The Los Angeles Times Magazine (also shortened to just LA) was a monthly magazine which supplemented the Sunday edition of the Los Angeles Times newspaper on the first Sunday of the month. The magazine focused on stories and photos of people, places, style, and other cultural affairs occurring in Los Angeles and its surrounding cities and communities. The Los Angeles Times Magazine was the successor to West Magazine, and was published between 2000 and 2012.

==History==
=== West magazine ===
From 1967 to 1972, the Los Angeles Times produced a Sunday supplement called West magazine. West was recognized for its art design, which was directed by Mike Salisbury. Covers were illustrated by the likes of Milton Glaser, Robert Grossman, Edward Sorel, John Van Hamersveld, Richard Weigand, and Sailisbury himself. West also published the work of underground cartoonists Victor Moscoso, Robt. Williams, and Gahan Wilson. After Times publisher Otis Chandler shut down the magazine in 1972, Salisbury moved on to become art director of Rolling Stone magazine.

Later, in the 1980s and 1990s, the San Jose Mercury News published their own version of West Magazine (full name San Jose Mercury News West Magazine).

=== Los Angeles Times Magazine ===
Los Angeles Times Magazine was started in 1985. As with West, the magazine was a weekly supplemental to the Sunday edition of the Los Angeles Times newspaper.

In 2006, the Los Angeles Times announced it was resurrecting West magazine, edited by Rick Wartzman, with writer Amy Tan as the literary editor. West replaced the Los Angeles Times Magazine.
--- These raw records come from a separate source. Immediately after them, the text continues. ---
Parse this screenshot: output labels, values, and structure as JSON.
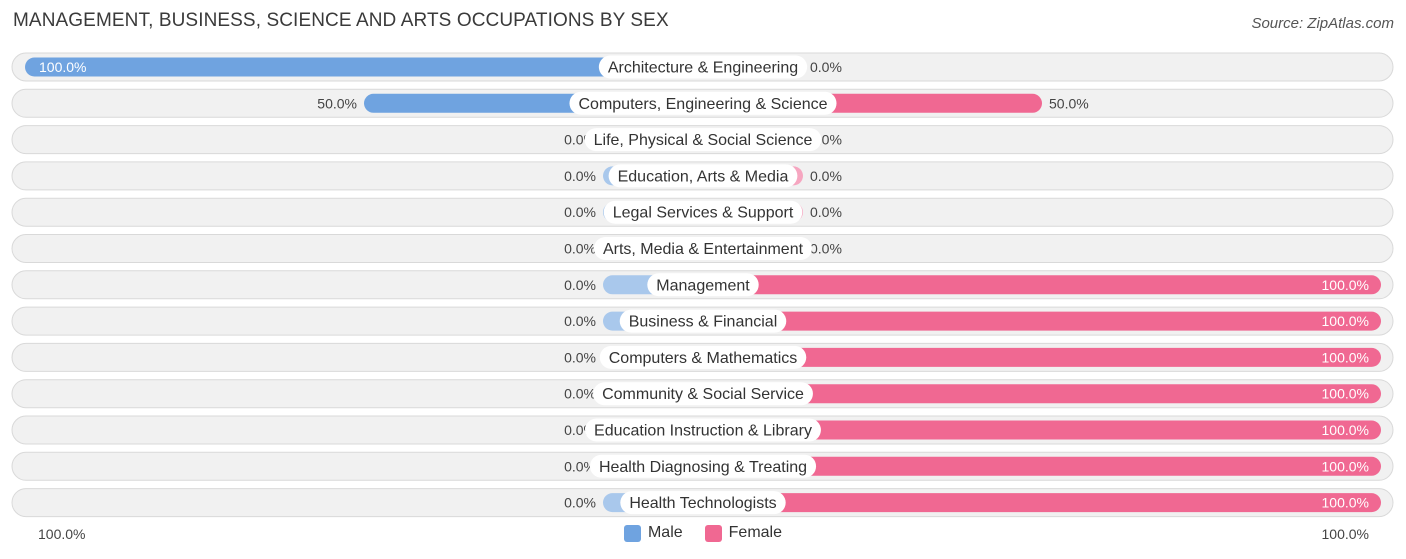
{
  "title": "MANAGEMENT, BUSINESS, SCIENCE AND ARTS OCCUPATIONS BY SEX",
  "source": "Source: ZipAtlas.com",
  "colors": {
    "male": "#6fa3e0",
    "male_light": "#a9c8ec",
    "female": "#f06892",
    "female_light": "#f6a6c0"
  },
  "axis": {
    "left_label": "100.0%",
    "right_label": "100.0%"
  },
  "legend": {
    "male": "Male",
    "female": "Female"
  },
  "chart_data": {
    "type": "bar",
    "orientation": "horizontal-diverging",
    "title": "MANAGEMENT, BUSINESS, SCIENCE AND ARTS OCCUPATIONS BY SEX",
    "xlim": [
      -100,
      100
    ],
    "categories": [
      "Architecture & Engineering",
      "Computers, Engineering & Science",
      "Life, Physical & Social Science",
      "Education, Arts & Media",
      "Legal Services & Support",
      "Arts, Media & Entertainment",
      "Management",
      "Business & Financial",
      "Computers & Mathematics",
      "Community & Social Service",
      "Education Instruction & Library",
      "Health Diagnosing & Treating",
      "Health Technologists"
    ],
    "series": [
      {
        "name": "Male",
        "values": [
          100,
          50,
          0,
          0,
          0,
          0,
          0,
          0,
          0,
          0,
          0,
          0,
          0
        ],
        "labels": [
          "100.0%",
          "50.0%",
          "0.0%",
          "0.0%",
          "0.0%",
          "0.0%",
          "0.0%",
          "0.0%",
          "0.0%",
          "0.0%",
          "0.0%",
          "0.0%",
          "0.0%"
        ]
      },
      {
        "name": "Female",
        "values": [
          0,
          50,
          0,
          0,
          0,
          0,
          100,
          100,
          100,
          100,
          100,
          100,
          100
        ],
        "labels": [
          "0.0%",
          "50.0%",
          "0.0%",
          "0.0%",
          "0.0%",
          "0.0%",
          "100.0%",
          "100.0%",
          "100.0%",
          "100.0%",
          "100.0%",
          "100.0%",
          "100.0%"
        ]
      }
    ]
  }
}
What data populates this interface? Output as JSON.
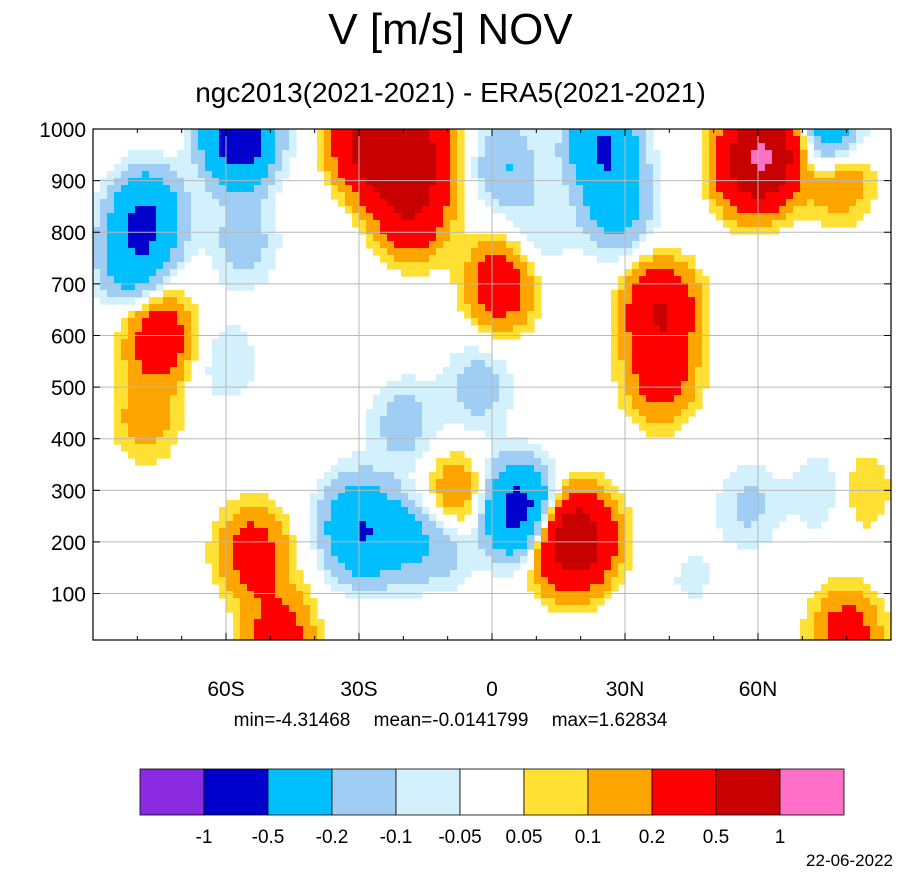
{
  "title": "V [m/s] NOV",
  "subtitle": "ngc2013(2021-2021) - ERA5(2021-2021)",
  "stats": {
    "min": "min=-4.31468",
    "mean": "mean=-0.0141799",
    "max": "max=1.62834"
  },
  "date": "22-06-2022",
  "chart_data": {
    "type": "heatmap",
    "title": "V [m/s] NOV",
    "subtitle": "ngc2013(2021-2021) - ERA5(2021-2021)",
    "x_axis": {
      "label": "",
      "range": [
        -90,
        90
      ],
      "ticks": [
        {
          "value": -60,
          "label": "60S"
        },
        {
          "value": -30,
          "label": "30S"
        },
        {
          "value": 0,
          "label": "0"
        },
        {
          "value": 30,
          "label": "30N"
        },
        {
          "value": 60,
          "label": "60N"
        }
      ]
    },
    "y_axis": {
      "label": "",
      "range": [
        1000,
        10
      ],
      "inverted": true,
      "ticks": [
        {
          "value": 100,
          "label": "100"
        },
        {
          "value": 200,
          "label": "200"
        },
        {
          "value": 300,
          "label": "300"
        },
        {
          "value": 400,
          "label": "400"
        },
        {
          "value": 500,
          "label": "500"
        },
        {
          "value": 600,
          "label": "600"
        },
        {
          "value": 700,
          "label": "700"
        },
        {
          "value": 800,
          "label": "800"
        },
        {
          "value": 900,
          "label": "900"
        },
        {
          "value": 1000,
          "label": "1000"
        }
      ]
    },
    "grid": true,
    "colorbar": {
      "colors": [
        "#8a2be2",
        "#0000cd",
        "#00bfff",
        "#a0cdf4",
        "#d2f1fd",
        "#ffffff",
        "#ffe033",
        "#ffa500",
        "#ff0000",
        "#c70000",
        "#ff6ec7"
      ],
      "labels": [
        "-1",
        "-0.5",
        "-0.2",
        "-0.1",
        "-0.05",
        "0.05",
        "0.1",
        "0.2",
        "0.5",
        "1"
      ],
      "levels": [
        -1,
        -0.5,
        -0.2,
        -0.1,
        -0.05,
        0.05,
        0.1,
        0.2,
        0.5,
        1
      ]
    },
    "missing_color": "#808080",
    "features": [
      {
        "lat": -54,
        "p": 180,
        "value": 0.3
      },
      {
        "lat": -31,
        "p": 260,
        "value": -0.15
      },
      {
        "lat": -30,
        "p": 210,
        "value": -0.35
      },
      {
        "lat": -21,
        "p": 210,
        "value": -0.2
      },
      {
        "lat": -11,
        "p": 205,
        "value": -0.2
      },
      {
        "lat": -8,
        "p": 280,
        "value": 0.25
      },
      {
        "lat": 5,
        "p": 265,
        "value": -0.45
      },
      {
        "lat": 9,
        "p": 250,
        "value": -0.3
      },
      {
        "lat": 15,
        "p": 200,
        "value": 0.4
      },
      {
        "lat": 20,
        "p": 205,
        "value": 0.6
      },
      {
        "lat": -20,
        "p": 430,
        "value": -0.15
      },
      {
        "lat": -3,
        "p": 500,
        "value": -0.15
      },
      {
        "lat": -60,
        "p": 550,
        "value": -0.1
      },
      {
        "lat": -56,
        "p": 780,
        "value": -0.15
      },
      {
        "lat": -78,
        "p": 440,
        "value": 0.15
      },
      {
        "lat": -75,
        "p": 600,
        "value": 0.35
      },
      {
        "lat": 38,
        "p": 520,
        "value": 0.3
      },
      {
        "lat": 38,
        "p": 650,
        "value": 0.5
      },
      {
        "lat": 2,
        "p": 700,
        "value": 0.35
      },
      {
        "lat": -18,
        "p": 840,
        "value": 0.4
      },
      {
        "lat": -22,
        "p": 920,
        "value": 0.3
      },
      {
        "lat": -28,
        "p": 975,
        "value": 0.6
      },
      {
        "lat": -17,
        "p": 960,
        "value": 0.55
      },
      {
        "lat": 28,
        "p": 850,
        "value": -0.3
      },
      {
        "lat": 25,
        "p": 970,
        "value": -0.5
      },
      {
        "lat": 3,
        "p": 930,
        "value": -0.2
      },
      {
        "lat": 10,
        "p": 790,
        "value": -0.1
      },
      {
        "lat": 58,
        "p": 920,
        "value": 0.4
      },
      {
        "lat": 62,
        "p": 960,
        "value": 0.8
      },
      {
        "lat": 76,
        "p": 985,
        "value": -0.45
      },
      {
        "lat": 78,
        "p": 920,
        "value": 0.3
      },
      {
        "lat": 82,
        "p": 300,
        "value": 0.15
      },
      {
        "lat": 76,
        "p": 300,
        "value": -0.15
      },
      {
        "lat": 58,
        "p": 270,
        "value": -0.12
      },
      {
        "lat": -81,
        "p": 740,
        "value": -0.3
      },
      {
        "lat": -78,
        "p": 830,
        "value": -0.5
      },
      {
        "lat": -57,
        "p": 985,
        "value": -0.8
      },
      {
        "lat": 80,
        "p": 20,
        "value": 0.3
      },
      {
        "lat": -48,
        "p": 20,
        "value": 0.3
      },
      {
        "lat": 45,
        "p": 130,
        "value": -0.06
      }
    ]
  }
}
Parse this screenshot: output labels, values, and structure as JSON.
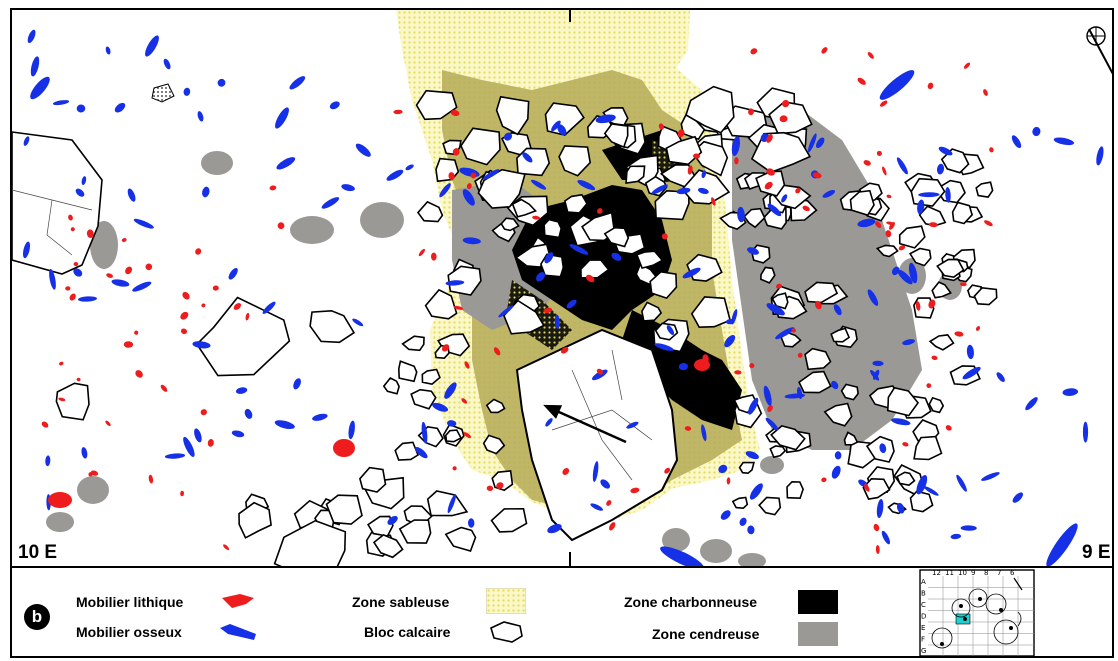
{
  "map": {
    "sector_left": "10 E",
    "sector_right": "9 E",
    "north_icon": "north-arrow-icon",
    "colors": {
      "lithic": "#ee1c1c",
      "bone": "#1530e6",
      "sand": "#f2f0a4",
      "charcoal": "#000000",
      "ash": "#9a9894",
      "olive": "#b3ab55",
      "limestone_fill": "#ffffff",
      "limestone_stroke": "#000000"
    }
  },
  "legend": {
    "panel_letter": "b",
    "items": [
      {
        "label": "Mobilier lithique",
        "swatch": "lithic"
      },
      {
        "label": "Mobilier osseux",
        "swatch": "bone"
      },
      {
        "label": "Zone sableuse",
        "swatch": "sand"
      },
      {
        "label": "Bloc calcaire",
        "swatch": "limestone"
      },
      {
        "label": "Zone charbonneuse",
        "swatch": "charcoal"
      },
      {
        "label": "Zone cendreuse",
        "swatch": "ash"
      }
    ]
  },
  "key_map": {
    "columns": [
      "12",
      "11",
      "10",
      "9",
      "8",
      "7",
      "6"
    ],
    "rows": [
      "A",
      "B",
      "C",
      "D",
      "E",
      "F",
      "G"
    ],
    "highlight_color": "#1fd0d0"
  }
}
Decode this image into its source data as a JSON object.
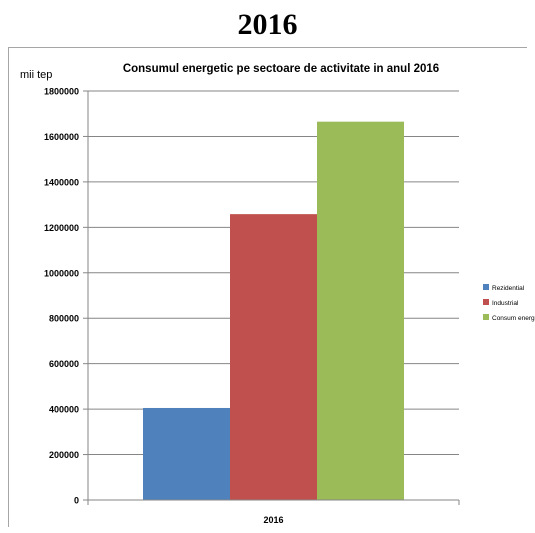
{
  "page": {
    "heading": "2016"
  },
  "chart_data": {
    "type": "bar",
    "title": "Consumul energetic pe sectoare de activitate in anul 2016",
    "ylabel": "mii tep",
    "xlabel": "",
    "categories": [
      "2016"
    ],
    "ylim": [
      0,
      1800000
    ],
    "yticks": [
      0,
      200000,
      400000,
      600000,
      800000,
      1000000,
      1200000,
      1400000,
      1600000,
      1800000
    ],
    "grid": true,
    "legend_position": "right",
    "series": [
      {
        "name": "Rezidential",
        "values": [
          405000
        ],
        "color": "#4f81bd"
      },
      {
        "name": "Industrial",
        "values": [
          1258000
        ],
        "color": "#c0504d"
      },
      {
        "name": "Consum energetic",
        "values": [
          1665000
        ],
        "color": "#9bbb59"
      }
    ]
  }
}
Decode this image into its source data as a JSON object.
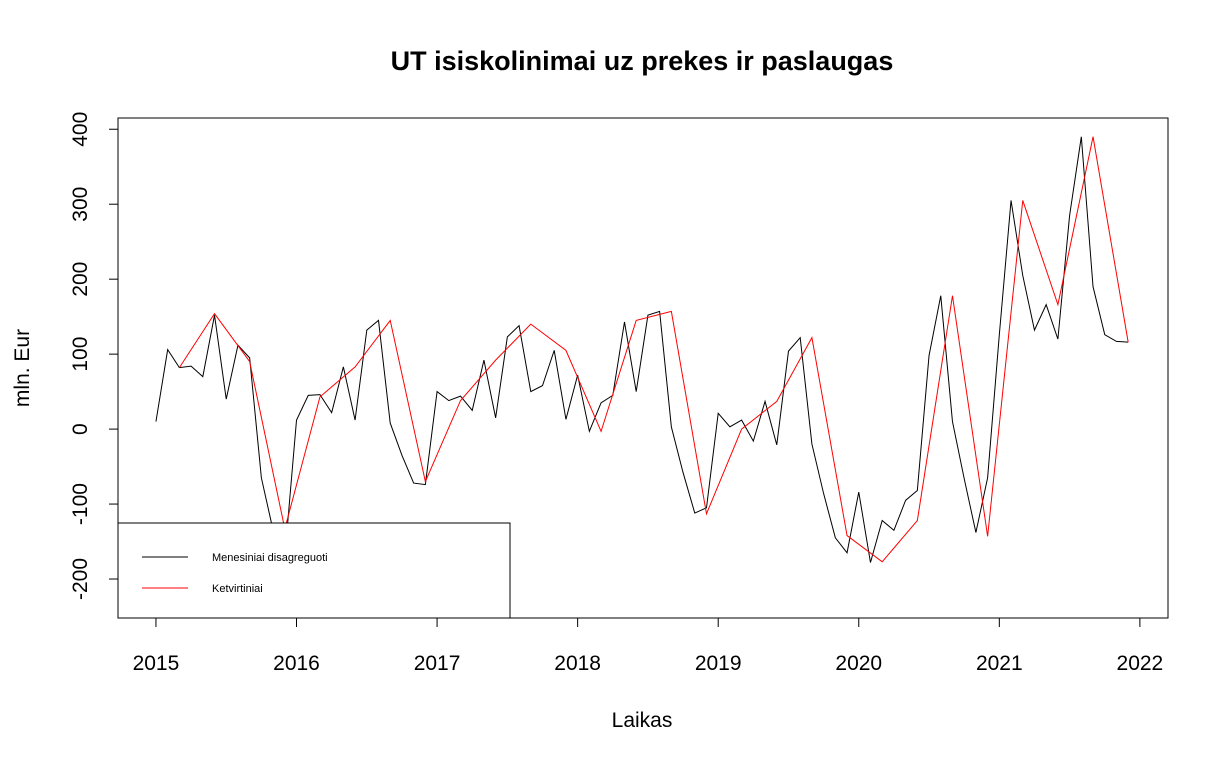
{
  "chart_data": {
    "type": "line",
    "title": "UT isiskolinimai uz prekes ir paslaugas",
    "xlabel": "Laikas",
    "ylabel": "mln. Eur",
    "xlim": [
      2014.73,
      2022.2
    ],
    "ylim": [
      -252,
      415
    ],
    "x_ticks": [
      2015,
      2016,
      2017,
      2018,
      2019,
      2020,
      2021,
      2022
    ],
    "x_tick_labels": [
      "2015",
      "2016",
      "2017",
      "2018",
      "2019",
      "2020",
      "2021",
      "2022"
    ],
    "y_ticks": [
      -200,
      -100,
      0,
      100,
      200,
      300,
      400
    ],
    "y_tick_labels": [
      "-200",
      "-100",
      "0",
      "100",
      "200",
      "300",
      "400"
    ],
    "grid": false,
    "legend_position": "bottom-left",
    "series": [
      {
        "name": "Menesiniai disagreguoti",
        "color": "#000000",
        "x_start": 2015,
        "frequency": 12,
        "values": [
          10,
          106,
          82,
          84,
          70,
          152,
          40,
          112,
          95,
          -65,
          -135,
          -170,
          12,
          45,
          46,
          22,
          83,
          12,
          132,
          145,
          8,
          -35,
          -72,
          -74,
          50,
          38,
          44,
          25,
          92,
          15,
          123,
          138,
          50,
          58,
          105,
          13,
          72,
          -3,
          35,
          45,
          143,
          50,
          152,
          157,
          3,
          -58,
          -112,
          -105,
          21,
          3,
          12,
          -16,
          37,
          -21,
          104,
          122,
          -20,
          -86,
          -145,
          -165,
          -84,
          -178,
          -122,
          -135,
          -95,
          -82,
          98,
          178,
          10,
          -66,
          -138,
          -65,
          126,
          305,
          205,
          132,
          166,
          120,
          285,
          390,
          190,
          126,
          117,
          116
        ]
      },
      {
        "name": "Ketvirtiniai",
        "color": "#ff0000",
        "x_start": 2015.1667,
        "frequency": 4,
        "values": [
          82,
          154,
          90,
          -133,
          43,
          83,
          145,
          -70,
          38,
          92,
          140,
          105,
          -3,
          145,
          157,
          -113,
          0,
          37,
          122,
          -142,
          -177,
          -122,
          178,
          -143,
          305,
          166,
          390,
          116
        ]
      }
    ]
  }
}
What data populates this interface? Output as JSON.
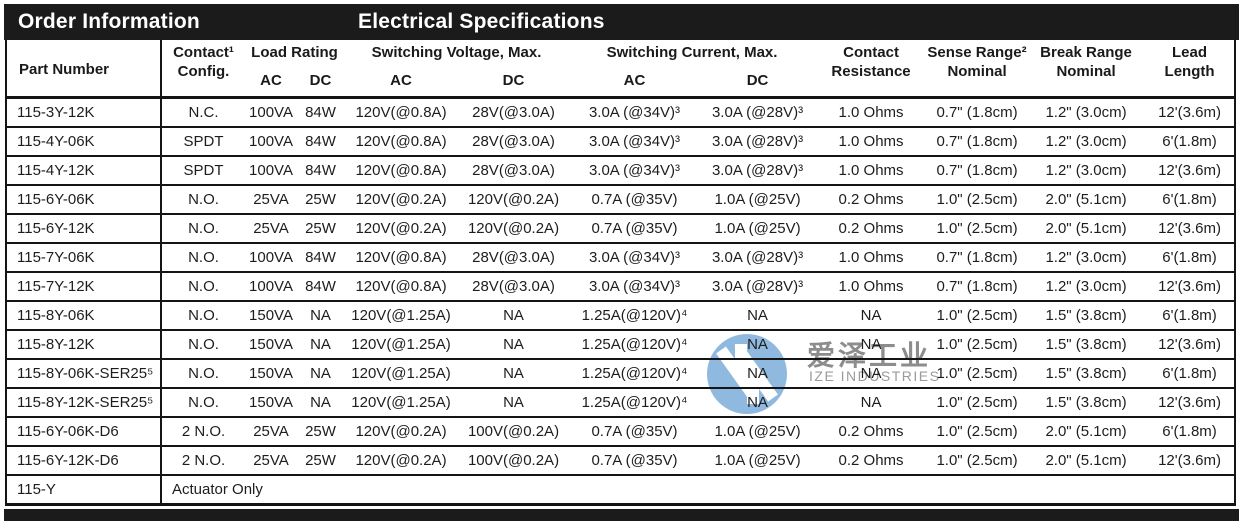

A little more than a year later, in October 2007, West magazine changed its name and format again, returning to the Los Angeles Times Magazine and becoming a monthly. Because of financial losses, the editorial board of the magazine was restructured in 2008.

In 2012, the magazine won a national prize when the Robert F. Kennedy Center for Justice and Human Rights announced that Times photographer Michael Robinson Chavez won the international photography category for his work "Broken Promise: Gold Mining in Peru's High Andes," published in 2011.

The magazine printed its final issue on June 3, 2012.

=== Successor: The California Sunday Magazine ===
Since 2014, The California Sunday Magazine has been included in the Sunday edition.